В детстве 6659671 стеснялся произносить слово "любовь", а, тем более, "люблю". При звуках этого слова ему становилось стыдно: словно его вынуждают к публичному показу гениталий. Любовь - это что-то бесконечно свое, настолько интимное и оберегаемое от всех и вся, что даже говорить об этом вслух возможно было лишь в самых исключительных случаях: например, перед смертельной схваткой.
Чувство, которое сильнее смерти: так ли часто мы произносим слово "смерть"? Так ли часто вспоминаем о ней в минуты победных шествий?
Хотя они с Мариной жили вместе почти полтора года, 6659671 ни разу не говорил ей подобных слов. Опасался её невнятной реакции. Опасался испортить то, что глубоко внутри…
- Вот тебе и первая отметина… - 3оя нежно провела языком по шву от вскрытия, что тянулся по его торсу от паха до горла.
- Это что, навсегда? - 6659671 пришел в себя и пощупал шрам пальцем.
- Пока цела твоя плоть. Расстроился?
- Да нет, ничего… ничего… - улыбнулся 6659671, - от этого никто не застрахован. С каждым может случиться. Зато мы с тобой, 3оя, сейчас рванем на волю. Из Красной Комнаты - вон!
- Но… - девушка испуганно побледнела, - я никогда не выходила из Красной Комнаты… я не знаю, что там, в том мире за дверью.
- Брось! Ты же сама вытащила меня из проруби! Разве забыла? Это ведь было у озера в лесу, а не здесь.
- Ты не понимаешь… - 3оя вытерла промежность халатом, - Красная Комната не кончается за порогом. Она всегда с тобой. Ты хочешь выйти из неё, и забрать меня? А ты готов к тому, что там встретишь? Может, там нам придется расстаться? Так что, может лучше остаться здесь, вдвоем, и жить в любви и согласии? Возможно, у нас будут дети… - с нежной улыбкой она взяла мясорубку и повертела ручкой.

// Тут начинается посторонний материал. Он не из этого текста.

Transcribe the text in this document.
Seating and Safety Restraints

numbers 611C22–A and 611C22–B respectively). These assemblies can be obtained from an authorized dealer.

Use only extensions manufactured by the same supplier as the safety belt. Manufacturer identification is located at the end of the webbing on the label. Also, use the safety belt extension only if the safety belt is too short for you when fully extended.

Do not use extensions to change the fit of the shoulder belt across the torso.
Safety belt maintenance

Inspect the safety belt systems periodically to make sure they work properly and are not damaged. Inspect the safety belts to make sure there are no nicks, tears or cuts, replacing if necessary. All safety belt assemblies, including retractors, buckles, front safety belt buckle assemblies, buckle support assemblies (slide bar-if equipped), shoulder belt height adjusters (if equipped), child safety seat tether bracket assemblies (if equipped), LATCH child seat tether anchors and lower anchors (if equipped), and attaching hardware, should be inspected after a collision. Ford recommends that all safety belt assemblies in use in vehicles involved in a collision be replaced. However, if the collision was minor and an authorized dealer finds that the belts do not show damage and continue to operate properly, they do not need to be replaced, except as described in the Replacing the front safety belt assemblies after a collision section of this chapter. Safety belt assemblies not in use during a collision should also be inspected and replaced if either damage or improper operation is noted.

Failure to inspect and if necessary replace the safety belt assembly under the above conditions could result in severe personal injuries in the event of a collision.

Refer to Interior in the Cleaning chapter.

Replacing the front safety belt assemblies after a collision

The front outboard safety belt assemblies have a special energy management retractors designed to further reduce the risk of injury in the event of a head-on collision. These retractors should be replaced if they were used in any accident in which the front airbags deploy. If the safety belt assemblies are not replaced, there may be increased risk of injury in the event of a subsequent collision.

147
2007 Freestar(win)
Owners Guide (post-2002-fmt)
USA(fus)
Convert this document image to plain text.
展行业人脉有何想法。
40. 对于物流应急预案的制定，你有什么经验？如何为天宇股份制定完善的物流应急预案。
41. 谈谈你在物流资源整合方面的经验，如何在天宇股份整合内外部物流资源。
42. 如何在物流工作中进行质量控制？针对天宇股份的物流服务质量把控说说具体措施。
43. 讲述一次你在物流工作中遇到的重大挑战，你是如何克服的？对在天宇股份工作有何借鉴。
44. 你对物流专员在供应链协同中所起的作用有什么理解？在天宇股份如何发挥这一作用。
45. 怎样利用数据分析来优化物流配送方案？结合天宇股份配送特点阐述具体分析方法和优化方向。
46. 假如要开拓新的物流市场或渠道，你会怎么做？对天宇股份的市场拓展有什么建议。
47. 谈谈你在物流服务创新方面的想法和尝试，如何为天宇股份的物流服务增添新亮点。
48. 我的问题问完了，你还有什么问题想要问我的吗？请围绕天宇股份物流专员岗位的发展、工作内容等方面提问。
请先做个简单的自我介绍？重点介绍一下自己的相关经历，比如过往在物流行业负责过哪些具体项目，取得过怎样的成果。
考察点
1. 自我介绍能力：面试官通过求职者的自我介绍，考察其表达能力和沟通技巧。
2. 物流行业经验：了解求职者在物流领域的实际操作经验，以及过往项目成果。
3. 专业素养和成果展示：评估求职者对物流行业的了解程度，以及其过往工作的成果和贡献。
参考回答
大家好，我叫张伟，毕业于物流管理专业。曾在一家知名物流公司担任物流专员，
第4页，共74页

- Возможно… - задумался 6659671, - но ты не беспокойся: мы от них быстро избавимся.
- Что ты такое несешь, дебил? И ты думаешь, после таких слов я с тобой куда-нибудь пойду?
- А ты думаешь, я стану тебя спрашивать? - усмехнулся 6659671, и, ухватив 3ою поперек лобка, умело взвалил на плечи.
- А ну, пусти сейчас же, придурок! - вцепилась в него она, но 6659671 лишь рассмеялся, распахивая ударом ноги двери - и оказываясь на обширном железобетонном помосте, возвышающемся посреди покрытой сиреневыми барханами пустыни.
…- А ты говоришь… - 6659671 застыл, пораженный столь странным пейзажем.
Он приблизился к краю площадки и с сомнением поглядел вниз. Девушка на плечах его вздрагивала от приступов истеричного смеха.
- Чего гогочешь, дура? - 6659671 чуть повернул голову.
- Милый… как я тебе благодарна…
Теперь она плачет?..
- За что же?
- За то, что вывел из Красной Комнаты.
- А… говно-вопрос, это мы запросто, - 6659671 подмигнул самому себе, - из Красной Комнаты мы вышли, а дальше-то что делать?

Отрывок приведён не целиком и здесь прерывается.